Fall TV Highlights

| by Ken | in Review Add comments

I haven’t had a lot of time this Fall for TV watching, but there has been some good TV to watch.It’s worth writing about Hawaii Five-O, Rock And Roll Fantasy Camp, Nikita, The Good Wife and Modern Family.

First up is Hawaii Five-O.  It’s actually been somewhat of a disappointment.  The plots have been weak and routine police procedural stuff.  Grace Park is surprisingly wooden in the role of a rookie cop who somehow knows all the answers.  And even though Scott Caan started off the show as a highlight with his wit, his talking like he has ants in his shorts act gets wearisome by about the third show you watch.  And then there’s the high-end technology that always saves the day which would seem farfetched even for the CIA.  So why is this show a highlight?  First of all, you can’t beat seeing Hawaii visuals on TV – Hawaii is definitely a character in the show, as it should be.  Second, the plots are getting better.  The show where the surfer was shot was a low point but the shows since have gotten much better.  I really liked the plot where we viewers didn’t have any more insight than the detectives in chasing down would-be bank robbers and then again when the detectives were chasing down a newlywed killer.  In both shows, the viewer followed the detectives nearly exclusively which was a welcome change from seeing the bad guys do their thing and wondering when the police where going to figure it out.  As for Scott Caan, I think he may be mellowing his act a little and I really like the ongoing subplot about his daughter and how he tries to be a good Dad even as work and his ex make it difficult.  Now, if they could only get rid of the line when they approach a stranger and say “we’re five-oh” as though that means anything to anyone other than people who watch the TV show.

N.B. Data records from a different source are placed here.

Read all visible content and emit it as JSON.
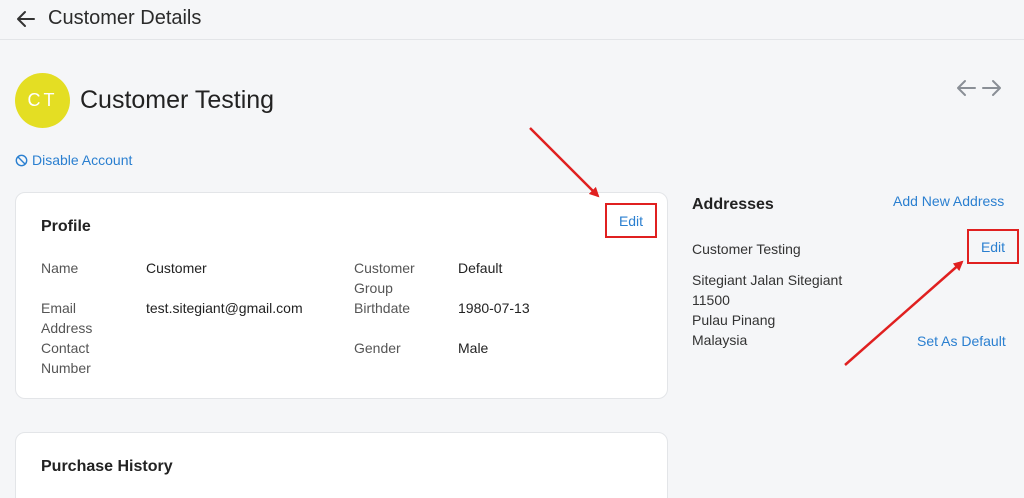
{
  "header": {
    "title": "Customer Details"
  },
  "customer": {
    "initials": "CT",
    "name": "Customer Testing",
    "avatar_color": "#e4de23"
  },
  "actions": {
    "disable_account": "Disable Account"
  },
  "profile": {
    "title": "Profile",
    "edit_label": "Edit",
    "fields": {
      "name_label": "Name",
      "name_value": "Customer",
      "email_label": "Email Address",
      "email_value": "test.sitegiant@gmail.com",
      "contact_label": "Contact Number",
      "contact_value": "",
      "group_label": "Customer Group",
      "group_value": "Default",
      "birthdate_label": "Birthdate",
      "birthdate_value": "1980-07-13",
      "gender_label": "Gender",
      "gender_value": "Male"
    }
  },
  "addresses": {
    "title": "Addresses",
    "add_label": "Add New Address",
    "edit_label": "Edit",
    "set_default_label": "Set As Default",
    "items": [
      {
        "name": "Customer Testing",
        "line1": "Sitegiant Jalan Sitegiant",
        "postcode": "11500",
        "state": "Pulau Pinang",
        "country": "Malaysia"
      }
    ]
  },
  "purchase_history": {
    "title": "Purchase History"
  },
  "colors": {
    "link": "#2a7fd0",
    "annotation": "#e02020",
    "background": "#f5f6f8"
  }
}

Next up, is Rock And Roll Fantasy Camp.  I started watching because Kip Winger was part of the reality show cast (Winger rocks!) but I got hooked on the concept.  It was a short run, maybe just seven episodes, of watching regular people with musical talent who always wanted to be rock stars.  A slew of people show up at the “camp” and audition.  The 3 counselors chose 5 people each so we watched those 15 people chosen as strangers turn into three bands by the end of a week.  They performed a cover song, performed unplugged, wrote an original song, and recorded it in a recording studio.  It was produced by Mark Burnett so you know there is going to be some clever editing to give the sense of conflict and you know you are going to need to deal with a certain amount of cheese.  But some scenes were just priceless like a bassist orders a drink that ends up looking all frilly and as his luck goes, that’s the night Lemmy shows up and asks him what the f he’s drinking.  Hard to call it good TV but I had a lot of fun watching it.

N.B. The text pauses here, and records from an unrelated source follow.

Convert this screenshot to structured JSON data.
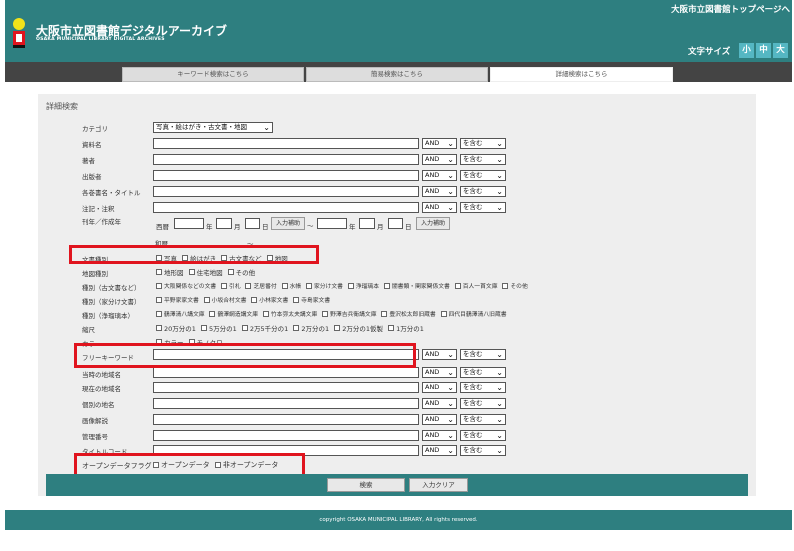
{
  "header": {
    "title": "大阪市立図書館デジタルアーカイブ",
    "subtitle": "OSAKA MUNICIPAL LIBRARY DIGITAL ARCHIVES",
    "top_link": "大阪市立図書館トップページへ",
    "font_size_label": "文字サイズ",
    "font_sizes": [
      "小",
      "中",
      "大"
    ]
  },
  "tabs": [
    {
      "label": "キーワード検索はこちら",
      "active": false
    },
    {
      "label": "簡易検索はこちら",
      "active": false
    },
    {
      "label": "詳細検索はこちら",
      "active": true
    }
  ],
  "panel": {
    "title": "詳細検索"
  },
  "options": {
    "andor": "AND",
    "contains": "を含む"
  },
  "fields": {
    "category": {
      "label": "カテゴリ",
      "value": "写真・絵はがき・古文書・地図"
    },
    "title": {
      "label": "資料名"
    },
    "author": {
      "label": "著者"
    },
    "publisher": {
      "label": "出版者"
    },
    "series": {
      "label": "各巻書名・タイトル"
    },
    "notes": {
      "label": "注記・注釈"
    },
    "date": {
      "label": "刊年／作成年",
      "era_label": "西暦",
      "era_label2": "和暦",
      "year": "年",
      "month": "月",
      "day": "日",
      "helper": "入力補助",
      "tilde": "～"
    },
    "doc_type": {
      "label": "文書種別",
      "options": [
        "写真",
        "絵はがき",
        "古文書など",
        "地図"
      ]
    },
    "map_type": {
      "label": "地図種別",
      "options": [
        "地形図",
        "住宅地図",
        "その他"
      ]
    },
    "kind_old": {
      "label": "種別（古文書など）",
      "options": [
        "大阪関係などの文書",
        "引札",
        "芝居番付",
        "水帳",
        "家分け文書",
        "浄瑠璃本",
        "闇書類・関家関係文書",
        "百人一首文庫",
        "その他"
      ]
    },
    "kind_house": {
      "label": "種別（家分け文書）",
      "options": [
        "平野家家文書",
        "小坂合村文書",
        "小林家文書",
        "寺島家文書"
      ]
    },
    "kind_joruri": {
      "label": "種別（浄瑠璃本）",
      "options": [
        "鶴澤清八講文庫",
        "鶴澤綱造講文庫",
        "竹本弥太夫講文庫",
        "野澤吉兵衛講文庫",
        "豊沢松太郎旧蔵書",
        "四代目鶴澤清八旧蔵書"
      ]
    },
    "scale": {
      "label": "縮尺",
      "options": [
        "20万分の1",
        "5万分の1",
        "2万5千分の1",
        "2万分の1",
        "2万分の1仮製",
        "1万分の1"
      ]
    },
    "color": {
      "label": "カラー",
      "options": [
        "カラー",
        "モノクロ"
      ]
    },
    "freeword": {
      "label": "フリーキーワード"
    },
    "place_old": {
      "label": "当時の地域名"
    },
    "place_now": {
      "label": "現在の地域名"
    },
    "place_each": {
      "label": "個別の地名"
    },
    "image_desc": {
      "label": "画像解説"
    },
    "mgmt_no": {
      "label": "管理番号"
    },
    "title_code": {
      "label": "タイトルコード"
    },
    "opendata": {
      "label": "オープンデータフラグ",
      "options": [
        "オープンデータ",
        "非オープンデータ"
      ]
    }
  },
  "actions": {
    "search": "検索",
    "clear": "入力クリア"
  },
  "footer": {
    "copyright": "copyright OSAKA MUNICIPAL LIBRARY, All rights reserved."
  },
  "colors": {
    "header": "#2e7f80",
    "accent": "#55b7c3",
    "highlight": "#e0141e",
    "tab_bar": "#444444"
  }
}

I’ve always been a fan of the Nikita world – woman’s life taken over by the government to become an assasin, but I haven’t enjoyed any follow-up as much as the original (French) movie.  The new TV show has a good premise, though: what happens after the Nikita escapes that government world.  And back when the movie came out, one probably considered what she needed to do as necessary.  In our current times, however, the government agency is now a rogue agency which also suits the storyline. So now we have a government trained killer going after the organization that she used to be part of.  And she’s got a mole working the inside with her and she’s got a complicated relationship with Michael who is alternately the right-hand man for the really bad guy in charge and is one of the few with a conscience.  Nice depth to the story.  The acting is a little weak and there’s a lot of people just trying to look cool.  Also, the tech is sometimes a little questionable.  But there’s definitely a sense that the story is going somewhere so I’ll stick around for the ride.

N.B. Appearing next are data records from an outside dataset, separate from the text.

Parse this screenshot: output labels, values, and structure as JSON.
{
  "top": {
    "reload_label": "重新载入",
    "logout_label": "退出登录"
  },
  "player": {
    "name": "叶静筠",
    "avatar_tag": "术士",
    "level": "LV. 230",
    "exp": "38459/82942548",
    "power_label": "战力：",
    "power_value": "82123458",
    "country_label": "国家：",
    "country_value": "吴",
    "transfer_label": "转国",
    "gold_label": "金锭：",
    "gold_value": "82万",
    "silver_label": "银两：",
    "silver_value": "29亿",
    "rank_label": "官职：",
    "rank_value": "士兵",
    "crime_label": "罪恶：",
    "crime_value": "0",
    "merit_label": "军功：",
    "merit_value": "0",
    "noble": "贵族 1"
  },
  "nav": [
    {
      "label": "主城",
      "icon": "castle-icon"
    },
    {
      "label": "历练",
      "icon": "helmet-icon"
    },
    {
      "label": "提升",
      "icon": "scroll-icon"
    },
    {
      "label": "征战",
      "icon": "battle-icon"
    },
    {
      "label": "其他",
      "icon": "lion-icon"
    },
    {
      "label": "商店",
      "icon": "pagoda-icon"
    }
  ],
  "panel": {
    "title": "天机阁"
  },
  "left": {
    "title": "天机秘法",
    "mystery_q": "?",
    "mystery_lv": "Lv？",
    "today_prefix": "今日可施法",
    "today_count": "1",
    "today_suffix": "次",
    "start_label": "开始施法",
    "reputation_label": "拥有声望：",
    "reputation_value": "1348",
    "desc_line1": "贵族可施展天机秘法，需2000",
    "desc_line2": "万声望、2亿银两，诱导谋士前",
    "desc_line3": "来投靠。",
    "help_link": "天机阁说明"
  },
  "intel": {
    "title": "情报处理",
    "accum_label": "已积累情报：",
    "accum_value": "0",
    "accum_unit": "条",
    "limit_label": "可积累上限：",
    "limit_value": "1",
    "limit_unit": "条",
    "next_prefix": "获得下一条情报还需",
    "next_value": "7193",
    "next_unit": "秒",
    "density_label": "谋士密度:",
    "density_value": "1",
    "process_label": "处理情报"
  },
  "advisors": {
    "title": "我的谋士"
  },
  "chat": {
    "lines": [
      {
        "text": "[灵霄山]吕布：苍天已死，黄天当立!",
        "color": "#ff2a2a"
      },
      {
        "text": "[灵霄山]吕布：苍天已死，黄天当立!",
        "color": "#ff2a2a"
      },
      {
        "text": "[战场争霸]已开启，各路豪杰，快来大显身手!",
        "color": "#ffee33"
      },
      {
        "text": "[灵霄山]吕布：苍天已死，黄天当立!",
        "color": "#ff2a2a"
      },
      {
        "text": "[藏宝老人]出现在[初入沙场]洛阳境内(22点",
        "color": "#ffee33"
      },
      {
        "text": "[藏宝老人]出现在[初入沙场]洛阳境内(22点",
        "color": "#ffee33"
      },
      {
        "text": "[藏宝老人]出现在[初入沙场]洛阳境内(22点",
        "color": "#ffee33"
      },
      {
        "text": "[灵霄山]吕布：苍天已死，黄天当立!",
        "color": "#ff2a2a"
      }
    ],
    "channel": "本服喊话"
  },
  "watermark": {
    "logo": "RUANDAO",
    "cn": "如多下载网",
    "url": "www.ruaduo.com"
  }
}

The Good Wife is not a new show but it is so good, I need to mention it here.  And it is a highlight of the Fall TV season for me.  The show is saddled with a terrible name that only addresses one small part of the show.  The lead character is Alicia.  Her husband was the Illinois attorney general and was caught with a hooker so he had to resign and Alicia didn’t leave her husband – that’s where the name comes from.  But as I said, that’s only a small part of the show.  Most of each episode actually follows Alicia in her job as a lawyer making the show primarily a legal drama.  But the law firm does a lot of its own investigation with a pair of in-house investigators so it is a little bit of a whodunit.  And Alicia’s husband is trying to get his political career back on track so there’s a healthy dose of politics.  Also, there’s the political connections in the office like the competition of Alicia to stay on top of her game as the sole breadwinner.  And the competition between the two in-house investigators.  There’s also a bit of a family drama where Alicia’s two teenagers get caught in politicial crossfire or do typical stupid teeanage things.  And on top of all these varying storylines and rich breadth, the characters really make the show – the investigator Kalinda who always seems to be a little mysterious even if we think we learn what she’s been hiding; or Alicia’s mother-in-law who is priceless when finding out that her grandson’s girlfriend is not a white WASP; and my new favorite is Eli, the political strategist who knows exactly how to work the system.

I’ll also throw in an honorable mention for Modern Family.  Again, it’s not a new show, but it is still providing big laughs.  The episode earlier in the season when Cam and Mitchell eventually kissed was just outstanding.  It may have been a little predictable, but seeing the kids freak out about the dead grandma coming out on the printer was very clever.  And I got the biggest laugh out of Gloria putting one over on Jay and Jay’s embattled resignation “beats slapping the chicken”.